For Patel, she claimed she found herself cornered and attacked by multiple avatars with masculine appearances and voices. “Within 60 seconds of joining — I was verbally and sexually harassed — 3–4 male avatars, with male voices, essentially, but virtually gang raped my avatar and took photos — as I tried to get away, they yelled — ‘don’t pretend you didn’t love it’ and ‘go rub yourself off to the photo.’ A horrible experience that happened so fast and before I could even think about putting the safety barrier in place. I froze. It was surreal. It was a nightmare.”
In her piece, Paul explained that much of the advancement in VR technology comes from people exploring their deepest thoughts. Adventure, violence, sexuality, and crime are all just a flick of the wrist away. That drive to exploit that corner of the mind we don’t talk about at parties pushes the advancement of technology. With many of the thinly veiled sociopaths and perverts willing to pay big money to live out their fantasies, there is no shortage of developers and coders ready and willing to make that possible.
Nevertheless, officials at Meta stand by, ready to take their money in the form of subscriptions, paid ads, and selling data they mine from users of their app. Selling the targeted data to VR programmers allows them to customize a VR ‘world’ to their end users. By making something the user will not only find familiar and comforting but enjoyable, they are more likely to spend more time there. Once at ease with the program, many find the imaginary swords cutting fruit and baking games to be useless; they want to do something crazier.

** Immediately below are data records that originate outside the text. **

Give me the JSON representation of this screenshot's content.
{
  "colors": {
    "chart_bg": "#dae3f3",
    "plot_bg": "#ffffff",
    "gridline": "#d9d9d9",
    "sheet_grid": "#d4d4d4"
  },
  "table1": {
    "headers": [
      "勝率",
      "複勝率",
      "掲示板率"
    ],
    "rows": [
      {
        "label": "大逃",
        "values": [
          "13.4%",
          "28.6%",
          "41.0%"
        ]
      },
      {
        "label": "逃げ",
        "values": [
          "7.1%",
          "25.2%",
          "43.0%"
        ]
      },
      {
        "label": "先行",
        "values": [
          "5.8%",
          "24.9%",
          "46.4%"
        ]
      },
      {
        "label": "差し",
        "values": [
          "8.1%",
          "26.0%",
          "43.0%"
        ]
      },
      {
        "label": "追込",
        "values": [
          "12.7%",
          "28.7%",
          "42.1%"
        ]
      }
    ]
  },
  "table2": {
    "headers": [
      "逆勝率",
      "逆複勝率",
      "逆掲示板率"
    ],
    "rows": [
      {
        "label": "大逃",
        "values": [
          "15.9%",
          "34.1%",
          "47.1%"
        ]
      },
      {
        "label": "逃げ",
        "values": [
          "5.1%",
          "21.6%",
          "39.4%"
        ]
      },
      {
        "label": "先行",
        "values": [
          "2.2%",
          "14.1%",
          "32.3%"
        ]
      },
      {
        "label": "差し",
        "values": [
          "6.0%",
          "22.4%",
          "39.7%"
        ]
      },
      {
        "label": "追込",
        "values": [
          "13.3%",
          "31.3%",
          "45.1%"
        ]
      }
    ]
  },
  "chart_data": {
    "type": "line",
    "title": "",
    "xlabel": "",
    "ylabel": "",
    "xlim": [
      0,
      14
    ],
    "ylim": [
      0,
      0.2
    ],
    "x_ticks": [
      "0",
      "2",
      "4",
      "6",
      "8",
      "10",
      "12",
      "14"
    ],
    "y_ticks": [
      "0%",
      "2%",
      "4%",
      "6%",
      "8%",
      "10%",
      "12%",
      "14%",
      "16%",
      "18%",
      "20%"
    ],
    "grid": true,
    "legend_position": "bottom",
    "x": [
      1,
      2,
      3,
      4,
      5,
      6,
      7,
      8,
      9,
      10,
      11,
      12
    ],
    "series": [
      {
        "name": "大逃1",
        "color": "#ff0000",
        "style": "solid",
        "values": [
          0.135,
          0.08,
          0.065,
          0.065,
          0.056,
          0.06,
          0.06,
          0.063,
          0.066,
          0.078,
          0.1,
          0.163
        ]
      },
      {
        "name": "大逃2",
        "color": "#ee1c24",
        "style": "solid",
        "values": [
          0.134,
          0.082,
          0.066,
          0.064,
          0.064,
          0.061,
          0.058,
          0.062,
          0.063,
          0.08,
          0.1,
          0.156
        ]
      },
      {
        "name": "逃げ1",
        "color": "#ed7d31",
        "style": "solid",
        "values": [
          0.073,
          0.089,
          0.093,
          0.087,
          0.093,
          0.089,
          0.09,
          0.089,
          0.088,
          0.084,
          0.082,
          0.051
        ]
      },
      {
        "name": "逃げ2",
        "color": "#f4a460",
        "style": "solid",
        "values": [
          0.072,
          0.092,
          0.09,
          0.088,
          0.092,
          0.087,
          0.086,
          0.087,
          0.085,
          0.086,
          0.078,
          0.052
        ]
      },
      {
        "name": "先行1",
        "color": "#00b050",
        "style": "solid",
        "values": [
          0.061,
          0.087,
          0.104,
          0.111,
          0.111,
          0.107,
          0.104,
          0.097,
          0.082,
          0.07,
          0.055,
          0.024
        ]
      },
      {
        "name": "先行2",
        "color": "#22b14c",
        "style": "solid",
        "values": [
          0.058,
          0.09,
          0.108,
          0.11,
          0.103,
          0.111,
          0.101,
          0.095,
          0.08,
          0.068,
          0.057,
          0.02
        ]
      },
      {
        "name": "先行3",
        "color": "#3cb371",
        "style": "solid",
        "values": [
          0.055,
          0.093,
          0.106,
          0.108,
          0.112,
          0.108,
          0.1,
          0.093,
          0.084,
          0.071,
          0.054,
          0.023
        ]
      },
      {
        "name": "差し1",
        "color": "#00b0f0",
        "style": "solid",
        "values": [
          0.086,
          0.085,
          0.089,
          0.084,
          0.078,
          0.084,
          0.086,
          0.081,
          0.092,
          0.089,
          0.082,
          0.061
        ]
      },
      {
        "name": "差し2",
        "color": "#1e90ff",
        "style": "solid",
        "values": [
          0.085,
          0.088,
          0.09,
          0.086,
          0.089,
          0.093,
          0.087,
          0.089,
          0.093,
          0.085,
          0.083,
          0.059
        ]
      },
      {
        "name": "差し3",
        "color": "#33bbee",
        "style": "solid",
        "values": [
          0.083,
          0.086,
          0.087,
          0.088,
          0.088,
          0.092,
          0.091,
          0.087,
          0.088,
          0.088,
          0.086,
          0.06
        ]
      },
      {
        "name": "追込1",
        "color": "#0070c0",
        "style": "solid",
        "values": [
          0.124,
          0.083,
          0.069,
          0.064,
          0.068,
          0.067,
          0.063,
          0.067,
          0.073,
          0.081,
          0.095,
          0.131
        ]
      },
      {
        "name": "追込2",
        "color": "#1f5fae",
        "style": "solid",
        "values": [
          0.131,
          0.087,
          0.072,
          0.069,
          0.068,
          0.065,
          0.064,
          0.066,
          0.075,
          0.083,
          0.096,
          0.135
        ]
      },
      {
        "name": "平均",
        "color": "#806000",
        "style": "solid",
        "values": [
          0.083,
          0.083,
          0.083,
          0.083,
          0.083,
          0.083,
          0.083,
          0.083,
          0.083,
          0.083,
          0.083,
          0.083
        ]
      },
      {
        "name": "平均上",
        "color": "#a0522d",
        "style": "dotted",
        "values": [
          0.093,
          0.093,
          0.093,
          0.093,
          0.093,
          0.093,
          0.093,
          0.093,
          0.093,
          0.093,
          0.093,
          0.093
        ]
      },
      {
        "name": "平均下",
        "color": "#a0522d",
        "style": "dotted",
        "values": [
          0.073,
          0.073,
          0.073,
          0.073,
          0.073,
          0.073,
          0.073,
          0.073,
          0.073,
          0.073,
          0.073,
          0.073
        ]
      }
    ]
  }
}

Much like the old Vegas ads of the 80s through the early 2000s, these VR spaces promise to give you a place where everything ends there. If you push someone into traffic in VR, it simply doesn’t matter. Robbing those earrings from a jeweler for your Meta wife happens with just a flick of the wrist. Same with taking that car or ripping the top off that waitress.
Simply put, the Metaverse isn’t an NFT trading, fun-loving place. It is the worst of humanity brought to life. Many of your darkest nightmares are only but a few blocks away at any given time. For many, it has served as the next logical step for those who had grown tired of the violence and gore in GTA.
Let this be a lesson to the US, we need to keep the kids safe and away from this poisonous device.